At another scheduled stop, the lights finally came on and I could see I was completely covered in this powder which was light brown. It was on my jeans, sweater, hair, face, everywhere, but only on me. Big Mama and Handyman were completely clean. I examined the air duct directly above me and discovered it was indeed the source of the powder and the powder was in fact dirt or dust. I can only hypothesize, but reckon the wheels at the front of the bus were whipping up the dust from the road and a broken ventilator at the back of the bus (maybe missing a filter) was sucking in the dust and showering me from head to toe.
Handyman’s wife could see I was shivering with the Siberian ice blast coming from the air-con so she leaned over and gave me a corner of the family blanket. Big Mama, the Handyman family and I, all snuggled together under our blanket to keep warm. An hour later (4.45AM) we arrived at Potosí. The journey to the fiery depths of hell and back was finally over, at least for me. I bid farewell to my shivering traveling companions who only had another 12 hours of this madness to endure, to their final destination of La Paz.


Shona,  October 01, 2008 1:23 pm  

I have never read a funnier description of a bus trip in my life... I have tears in my eyes. You weren't kidding when you said it's worth the time to read!

Quickroute October 01, 2008 1:47 pm  

Thanks Shona, and welcome to my wee blog

Anonymous,  February 09, 2009 9:40 am  


I have done that trip and not in the lap of luxury as you did. Your description is soooooo real. It is pretty much like that all over Bolivia, the only thing funnier is the Tren de la Muerte (Santa Cruz to Puerto Quijarro), I would love to see you write on that.
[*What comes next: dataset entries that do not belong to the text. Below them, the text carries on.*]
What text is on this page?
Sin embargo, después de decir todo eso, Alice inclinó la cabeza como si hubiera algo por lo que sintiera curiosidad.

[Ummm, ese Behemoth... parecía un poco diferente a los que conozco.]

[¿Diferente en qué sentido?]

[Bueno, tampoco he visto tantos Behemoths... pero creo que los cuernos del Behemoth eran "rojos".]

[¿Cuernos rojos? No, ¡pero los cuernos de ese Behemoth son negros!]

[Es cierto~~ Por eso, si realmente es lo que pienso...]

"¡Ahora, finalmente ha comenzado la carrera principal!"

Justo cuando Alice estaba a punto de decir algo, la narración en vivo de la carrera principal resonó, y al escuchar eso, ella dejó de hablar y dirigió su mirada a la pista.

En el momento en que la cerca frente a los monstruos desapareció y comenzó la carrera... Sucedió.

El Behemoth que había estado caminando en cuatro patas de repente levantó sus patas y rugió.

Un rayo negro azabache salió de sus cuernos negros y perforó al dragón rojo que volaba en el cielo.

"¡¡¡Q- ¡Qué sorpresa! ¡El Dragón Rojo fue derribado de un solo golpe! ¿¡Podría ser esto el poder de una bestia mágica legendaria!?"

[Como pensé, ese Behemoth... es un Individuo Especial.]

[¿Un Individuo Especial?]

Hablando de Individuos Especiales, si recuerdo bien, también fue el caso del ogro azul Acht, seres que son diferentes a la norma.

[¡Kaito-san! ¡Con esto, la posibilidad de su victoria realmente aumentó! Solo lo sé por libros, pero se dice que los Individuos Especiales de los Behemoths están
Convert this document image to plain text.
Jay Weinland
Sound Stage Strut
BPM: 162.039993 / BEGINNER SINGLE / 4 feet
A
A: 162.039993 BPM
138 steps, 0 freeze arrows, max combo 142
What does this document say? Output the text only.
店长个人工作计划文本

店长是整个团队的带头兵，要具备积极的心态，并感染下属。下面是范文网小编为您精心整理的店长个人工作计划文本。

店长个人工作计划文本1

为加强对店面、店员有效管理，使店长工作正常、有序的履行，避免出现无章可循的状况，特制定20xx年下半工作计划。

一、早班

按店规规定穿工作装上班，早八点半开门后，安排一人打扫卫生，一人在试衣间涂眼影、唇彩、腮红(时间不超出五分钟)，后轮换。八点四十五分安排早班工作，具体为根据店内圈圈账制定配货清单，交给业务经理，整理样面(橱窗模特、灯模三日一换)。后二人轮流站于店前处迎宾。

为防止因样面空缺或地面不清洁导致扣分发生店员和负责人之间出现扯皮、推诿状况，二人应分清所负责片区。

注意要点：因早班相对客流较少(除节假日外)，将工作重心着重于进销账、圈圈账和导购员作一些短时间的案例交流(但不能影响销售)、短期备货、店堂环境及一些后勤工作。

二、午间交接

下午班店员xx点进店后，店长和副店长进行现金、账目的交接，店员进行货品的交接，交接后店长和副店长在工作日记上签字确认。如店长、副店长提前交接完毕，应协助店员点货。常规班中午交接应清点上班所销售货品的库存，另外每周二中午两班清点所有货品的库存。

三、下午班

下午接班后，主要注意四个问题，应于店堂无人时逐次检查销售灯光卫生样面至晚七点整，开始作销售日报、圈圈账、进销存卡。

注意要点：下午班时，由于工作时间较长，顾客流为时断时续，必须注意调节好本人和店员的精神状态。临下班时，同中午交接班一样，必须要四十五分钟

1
Anonymous,  February 09, 2009 9:41 am  

I am actually going to link that post from my Broke in Bolivia Blog


Mia July 02, 2009 11:29 am  

Hey, very good story of this bus ride! I did the same in January and other ones, the way from La Paz to Cusco was the most horrible for me, I was also sitting at the back with 5 people plus a baby. And I had 38 fever and I was travelling alone :D But good memories still!

Tempo Dulu March 07, 2010 2:31 am  

hahaha! In Indonesia you can do similar journeys with chickens on the roof, loud music and a crazy bus driver. All part of the travel experience!

Quickroute March 07, 2010 2:42 am  

@ Argentum: Thanks for the link

@ Mia: Good memories for sure

@ Tempo: I've done a few of those in Indonesia too - quite an experience

Anonymous,  February 18, 2011 10:37 pm  

hi pleaseeeeeeeee could you delete just this post so i can use parts of it for my english essay so it doesnt look like ive plagarised.


Quickroute February 19, 2011 11:17 am  

@Anony: ummmmm errr NO!
p.s. you're grounded

Fida March 28, 2011 11:28 pm  

OMG, the pleasures of a ride to hell...what madness...but sorry, I laughed my way through your post! The bucket of bear must have been the best you tasted for a long time!